Strona 1 z 1

RWD-6 bis, 1:72, Plastyk, vintage

PostNapisane: wtorek, 3 maja 2011, 12:10
przez drabik
Witajcie!
Oddaje przed Wasze odważne oczy moją ostatnią pociechę, czy może lepiej zabrzmiałoby - pokraczkę...
Nie ma ona żadnej historii, bo mieć jej nie może; przyznam szczerze - takie "cudo" w takim malowaniu nie istniało a wyszło ode mnie głównie przez przekorę wobec wszystkich challengowych RWD 6...
Pozbawione kalek (na razie kompletnie brak mi na nie pomysłu), być może z nie do końca spójną linią graficzną, jak zwykle w moim przypadku bardziej przypomina zabawkę niż prawdziwy samolot. Zbieram się jednak do tego, by kolejne wyglądałby nieco atrakcyjniej.
Baza to oczywiście radosne dzieło pruszkowskiej modelarskiej mafii; podchodziłem do niego (otwierałem i zamykałem pudełko) tak z dobre kilkanaście razy ale w końcu zebrałem się na odwagę. Najbardziej oszałamiające okazało się oszklenie (w modelu pozostało oryginalne) , choć i t\cała reszta niewiele mu ustępowała poziomem awangardy. Ja jednak najwyraźniej lubię takie oporne materie; nawet, jeśli kompletnie je spaskudzę nie będzie mi żal tych 10 złotych a jeśli coś z niego wyjdzie - tym większa radość, że jednak się udało. "Erwudziak" w trakcie budowy zaliczył kilka wypadków i kilka moich głupot, powstając absolutnie i wyłącznie z tego, co znalazłem w pudełku...

Obrazek

Obrazek

Obrazek

Obrazek

Obrazek

Obrazek

Obrazek

Obrazek

Obrazek

Obrazek

Obrazek

Obrazek

Obrazek

Obrazek

Re: RWD 6, 1:72, Plastyk, vintage

PostNapisane: wtorek, 3 maja 2011, 17:57
przez JGucwa
Przyznaję - wygląda interesująco i ... inaczej :lol: . Pytanie tylko, czy to jeszcze vintage, czy SF?
Gratulacje !!!

Re: RWD 6, 1:72, Plastyk, vintage

PostNapisane: wtorek, 3 maja 2011, 20:56
przez Jacek Bzunek
To ja się tylko powymądrzam-wersja z podwójnym zastrzalem to RWD-6bis SP-AHL przebudowany po Challange 1932. RWD-6 SP-AHM i SP-AHN miały pojedyńcze zastrzały.

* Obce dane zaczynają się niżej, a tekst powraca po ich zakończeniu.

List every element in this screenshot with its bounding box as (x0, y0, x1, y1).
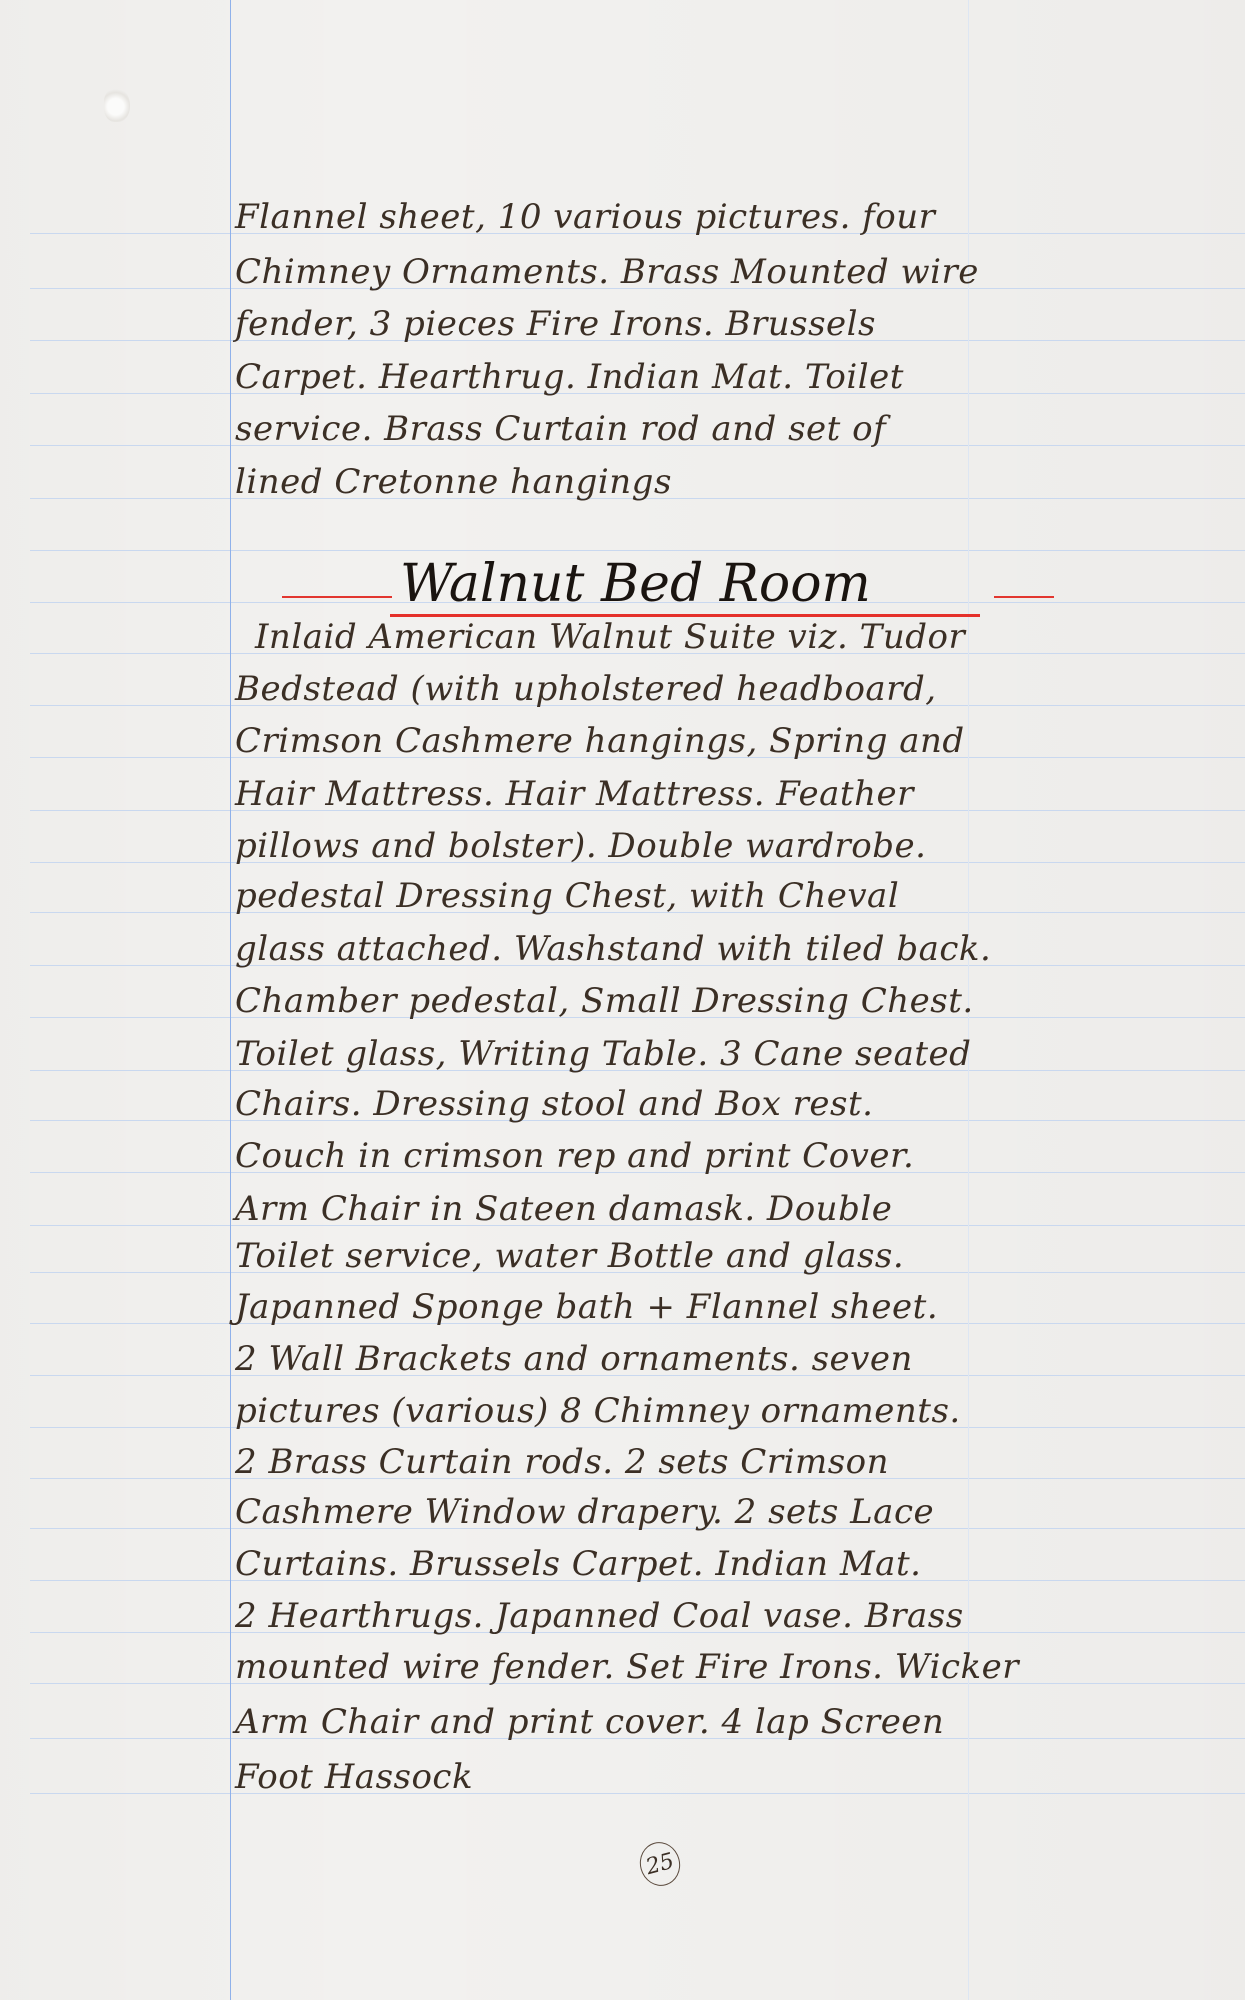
inventory-line: Bedstead (with upholstered headboard, (235, 669, 1235, 709)
inventory-line: pillows and bolster). Double wardrobe. (235, 826, 1235, 866)
section-heading-text: Walnut Bed Room (400, 554, 871, 614)
inventory-line: glass attached. Washstand with tiled bac… (235, 929, 1235, 969)
continued-text-line: fender, 3 pieces Fire Irons. Brussels (235, 304, 1235, 344)
inventory-line: Japanned Sponge bath + Flannel sheet. (235, 1287, 1235, 1327)
inventory-line: 2 Wall Brackets and ornaments. seven (235, 1339, 1235, 1379)
page-number: 25 (635, 1838, 685, 1891)
inventory-line: Foot Hassock (235, 1757, 1235, 1797)
continued-text-line: Carpet. Hearthrug. Indian Mat. Toilet (235, 357, 1235, 397)
continued-text-line: lined Cretonne hangings (235, 462, 1235, 502)
inventory-line: pedestal Dressing Chest, with Cheval (235, 876, 1235, 916)
inventory-line: 2 Brass Curtain rods. 2 sets Crimson (235, 1442, 1235, 1482)
inventory-line: Chamber pedestal, Small Dressing Chest. (235, 981, 1235, 1021)
inventory-line: Cashmere Window drapery. 2 sets Lace (235, 1492, 1235, 1532)
inventory-line: Curtains. Brussels Carpet. Indian Mat. (235, 1544, 1235, 1584)
inventory-line: mounted wire fender. Set Fire Irons. Wic… (235, 1647, 1235, 1687)
inventory-line: Arm Chair and print cover. 4 lap Screen (235, 1702, 1235, 1742)
inventory-line: Hair Mattress. Hair Mattress. Feather (235, 774, 1235, 814)
inventory-line: Couch in crimson rep and print Cover. (235, 1136, 1235, 1176)
continued-text-line: service. Brass Curtain rod and set of (235, 409, 1235, 449)
heading-red-dash-left (282, 596, 392, 598)
ledger-page: Flannel sheet, 10 various pictures. four… (0, 0, 1245, 2000)
inventory-line: Crimson Cashmere hangings, Spring and (235, 721, 1235, 761)
continued-text-line: Flannel sheet, 10 various pictures. four (235, 197, 1235, 237)
inventory-line: Toilet service, water Bottle and glass. (235, 1236, 1235, 1276)
heading-red-dash-right (994, 596, 1054, 598)
inventory-line: 2 Hearthrugs. Japanned Coal vase. Brass (235, 1596, 1235, 1636)
paper-puncture-mark (104, 88, 130, 122)
inventory-line: Chairs. Dressing stool and Box rest. (235, 1084, 1235, 1124)
section-heading: Walnut Bed Room (280, 548, 1100, 618)
inventory-line: Inlaid American Walnut Suite viz. Tudor (255, 617, 1245, 657)
inventory-line: pictures (various) 8 Chimney ornaments. (235, 1391, 1235, 1431)
continued-text-line: Chimney Ornaments. Brass Mounted wire (235, 252, 1235, 292)
inventory-line: Toilet glass, Writing Table. 3 Cane seat… (235, 1034, 1235, 1074)
inventory-line: Arm Chair in Sateen damask. Double (235, 1189, 1235, 1229)
margin-line (230, 0, 231, 2000)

Re: RWD 6-bis, 1:72, Plastyk, vintage

PostNapisane: wtorek, 3 maja 2011, 21:21
przez drabik
Jacek - święta racja - pamiętałem, pamiętałem... aż zapomniałem :lol: Chociaż to u mnie powinno być bis/M/SF :mrgreen:

Re: RWD-6 bis, 1:72, Plastyk, vintage

PostNapisane: środa, 4 maja 2011, 07:54
przez ZIO BY NAITT
Na drugim i trzecim zdjęciu od końca wygląda jak podczas przelotu przez bramkę :)

PZDR

Re: RWD-6 bis, 1:72, Plastyk, vintage

PostNapisane: środa, 4 maja 2011, 13:03
przez Aleksander
I niech mi ktoś powie, że sylwetki polskich samolotów nie są piękne! Ten model, choć wypraski "siekierką ciosane", jak widać da się przerobić na coś sympatycznego. Moja uwaga - czy osłona silnika też była czerwona od środka? Trochę mi to nie pasuje!
A co do oznakowania - gdybym ja robił taki model z myślą o sobie i o "moim" samolocie, zrobiłbym rejestrację SP-AMG (czyli SP z moimi, nieco poszerzonymi, inicjałami!) - taki mój pomysł za 3 grosze.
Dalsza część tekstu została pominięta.